Pada titik kebermaknaan inilah, puisi Nurel berseberangan dengan kredo puisi Sutardji. Nurel Javissyarqi bermazhab “Kalam,” bukan “Kalimah” seperti kredo puisi Sutardji Calzoum Bachri. Dan dua aliran ini, memang harus dikembangkan oleh pendukung masing-masing, ataupun oleh para penciptanya sendiri.

Saya sebagai pembaca jujur tidak keberatan dari dua corak tersebut. Saya malah bersepakat dengan keduanya, SCB dan NJ. Jika ada yang bertanya: apakah Nurel dan Sutardji berbeda? Jawaban saya: iya, dan tidak. Mereka berbeda secara aliran, serupa dalam medium: ucapan.

“Ucapan” di dalam sastra Arab disebut “Qaul.” Ibnu Malik menyebut Qaul meliputi Kalimah ataupun Kalam; Qaul dapat menerima Kredonya Sutardji, sekaligus idenya Nurel Javissyarqi. Sederhananya, Sutardji menulis puisi, Nurel menulis puisi. Mereka sama-sama menyampaikan Qaul. Qaul itu kemudian ditangkap oleh pembaca (readers), baik secara positif maupun negatif, ofensif ataupun defensif. Dalam payung Qaul inilah, Sutarji dengan Nurel, sepenuhnya serupa.

Pertanyaannya: bagaimana posisi Sutardji dan Nurel di hadapan “readers” yang tidak punya minat serta perhatian atas mereka berdua? Kita bersyukur, bilamana mendapati para pembaca Sutardji dan Nurel, kemudian mereka memberikan respon, baik positif maupun negatif. Lantas, bagaimana jikalau pembaca ini abai?

Bukankah bagi sebagian orang, isu Covid-19 misalnya, lebih menarik dari puisi-puisi Sutardji dan sajak-sajak Nurel? Bukankah bagi sebagian orang, kata-kata Jokowi lebih sanggup menyedot perhatian dibanding puisi SCB dan NJ? Lantas, bagaimana menilai ide-ide Sutardji dan Nurel di hadapan orang-orang yang acuh tak acuh pada mereka?

Inilah mazhab terakhir, yang di dalam sastra Adab disebut aliran “Kilmah.” Perhatikan sekali lagi dengan lebih teliti: Kilmah itu berbeda dari Qaul, berbeda dari Kalimah (plural: Kalim), maupun dari Kalam. Aliran Kilmah adalah yang mengapresiasi segala-galanya, baik yang datangnya dari pendukung Sutardji maupun Nurel; penentang Sutardji maupun Nurel; bahkan orang-orang yang tidak dapat menerima sekaligus menolak (sukut, diam, abstain) atas kehadiran SCB dan NJ.

Kilmah menurut Ibnu Malik, kadang dimaksudkan untuk Kalam, kadang juga tidak.
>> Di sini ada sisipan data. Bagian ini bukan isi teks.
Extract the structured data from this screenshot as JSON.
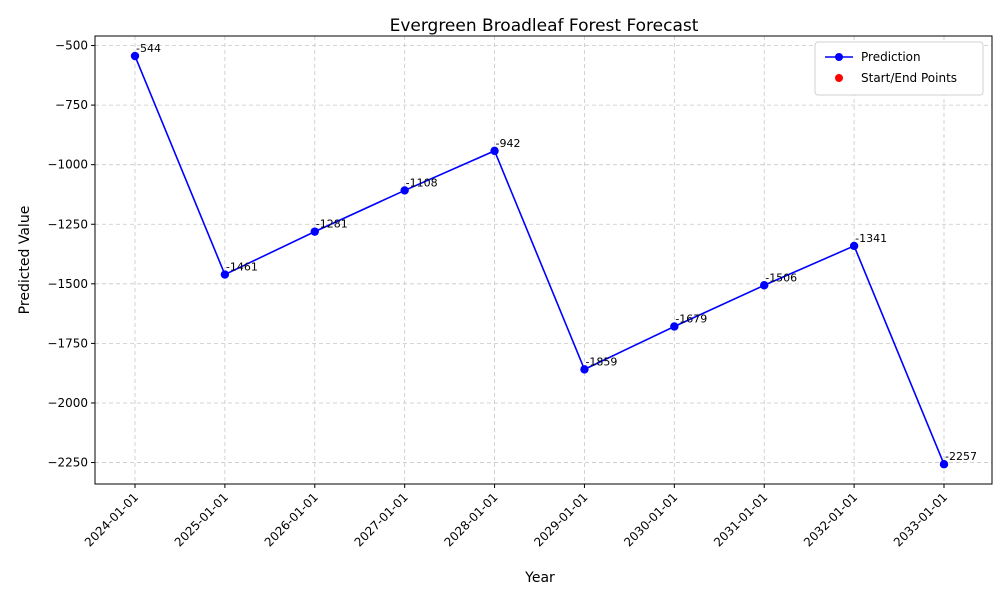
{
  "chart_data": {
    "type": "line",
    "title": "Evergreen Broadleaf Forest Forecast",
    "xlabel": "Year",
    "ylabel": "Predicted Value",
    "categories": [
      "2024-01-01",
      "2025-01-01",
      "2026-01-01",
      "2027-01-01",
      "2028-01-01",
      "2029-01-01",
      "2030-01-01",
      "2031-01-01",
      "2032-01-01",
      "2033-01-01"
    ],
    "series": [
      {
        "name": "Prediction",
        "color": "#0000ff",
        "values": [
          -544,
          -1461,
          -1281,
          -1108,
          -942,
          -1859,
          -1679,
          -1506,
          -1341,
          -2257
        ],
        "data_labels": [
          "-544",
          "-1461",
          "-1281",
          "-1108",
          "-942",
          "-1859",
          "-1679",
          "-1506",
          "-1341",
          "-2257"
        ]
      }
    ],
    "legend": {
      "placement": "top-right",
      "entries": [
        {
          "label": "Prediction",
          "color": "#0000ff",
          "marker": "line-circle"
        },
        {
          "label": "Start/End Points",
          "color": "#ff0000",
          "marker": "circle"
        }
      ]
    },
    "ylim": [
      -2340,
      -460
    ],
    "yticks": [
      -500,
      -750,
      -1000,
      -1250,
      -1500,
      -1750,
      -2000,
      -2250
    ],
    "ytick_labels": [
      "−500",
      "−750",
      "−1000",
      "−1250",
      "−1500",
      "−1750",
      "−2000",
      "−2250"
    ],
    "grid": true,
    "grid_style": "dashed"
  }
}
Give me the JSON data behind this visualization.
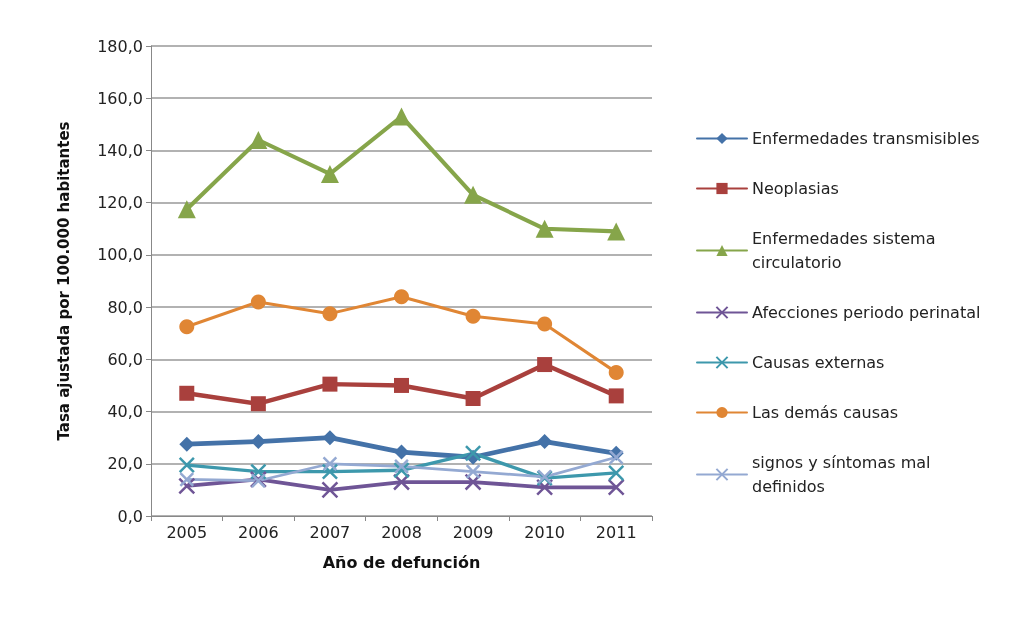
{
  "chart_data": {
    "type": "line",
    "xlabel": "Año de defunción",
    "ylabel": "Tasa ajustada por 100.000 habitantes",
    "categories": [
      "2005",
      "2006",
      "2007",
      "2008",
      "2009",
      "2010",
      "2011"
    ],
    "ylim": [
      0,
      180
    ],
    "yticks": [
      {
        "value": 0,
        "label": "0,0"
      },
      {
        "value": 20,
        "label": "20,0"
      },
      {
        "value": 40,
        "label": "40,0"
      },
      {
        "value": 60,
        "label": "60,0"
      },
      {
        "value": 80,
        "label": "80,0"
      },
      {
        "value": 100,
        "label": "100,0"
      },
      {
        "value": 120,
        "label": "120,0"
      },
      {
        "value": 140,
        "label": "140,0"
      },
      {
        "value": 160,
        "label": "160,0"
      },
      {
        "value": 180,
        "label": "180,0"
      }
    ],
    "grid": "y",
    "legend": "right",
    "line_style": "solid",
    "series": [
      {
        "name": "Enfermedades transmisibles",
        "color": "#4472a8",
        "marker": "diamond",
        "values": [
          27.5,
          28.5,
          30,
          24.5,
          22.5,
          28.5,
          24
        ]
      },
      {
        "name": "Neoplasias",
        "color": "#a9403d",
        "marker": "square",
        "values": [
          47,
          43,
          50.5,
          50,
          45,
          58,
          46
        ]
      },
      {
        "name": "Enfermedades sistema circulatorio",
        "color": "#86a54a",
        "marker": "triangle",
        "values": [
          117.5,
          144,
          131,
          153,
          123,
          110,
          109
        ]
      },
      {
        "name": "Afecciones periodo perinatal",
        "color": "#6f5596",
        "marker": "cross",
        "values": [
          11.5,
          14,
          10,
          13,
          13,
          11,
          11
        ]
      },
      {
        "name": "Causas externas",
        "color": "#3d98ac",
        "marker": "cross",
        "values": [
          19.5,
          17,
          17,
          17.5,
          24,
          14.5,
          16.5
        ]
      },
      {
        "name": "Las demás causas",
        "color": "#e08634",
        "marker": "circle",
        "values": [
          72.5,
          82,
          77.5,
          84,
          76.5,
          73.5,
          55
        ]
      },
      {
        "name": "signos y síntomas mal definidos",
        "color": "#94a9d2",
        "marker": "cross",
        "values": [
          14,
          13.5,
          20,
          19,
          17,
          15,
          22.5
        ]
      }
    ]
  }
}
Saat tidak dimaksudkan sebagai Kalam, maka Kilmah dimaksudkan selain Kalam, seperti Kalimah atau Kalim dan Qaul. Para pendukung aliran Kilmah ini dalam bentuknya paling ekstrim akan menempatkan setara puisi-puisi Sutarji, puisi-puisi Nurel, maupun ceracau orang-orang yang sering kita jumpai di jalan-jalan yang berpakaiah lusuh dan berpenampilan kumal.

Wallahu a’lam bis shawab.

*) Santri Madura. Pecinta Kebudayaan. Penggemar kopi Madura, Jawa Timur.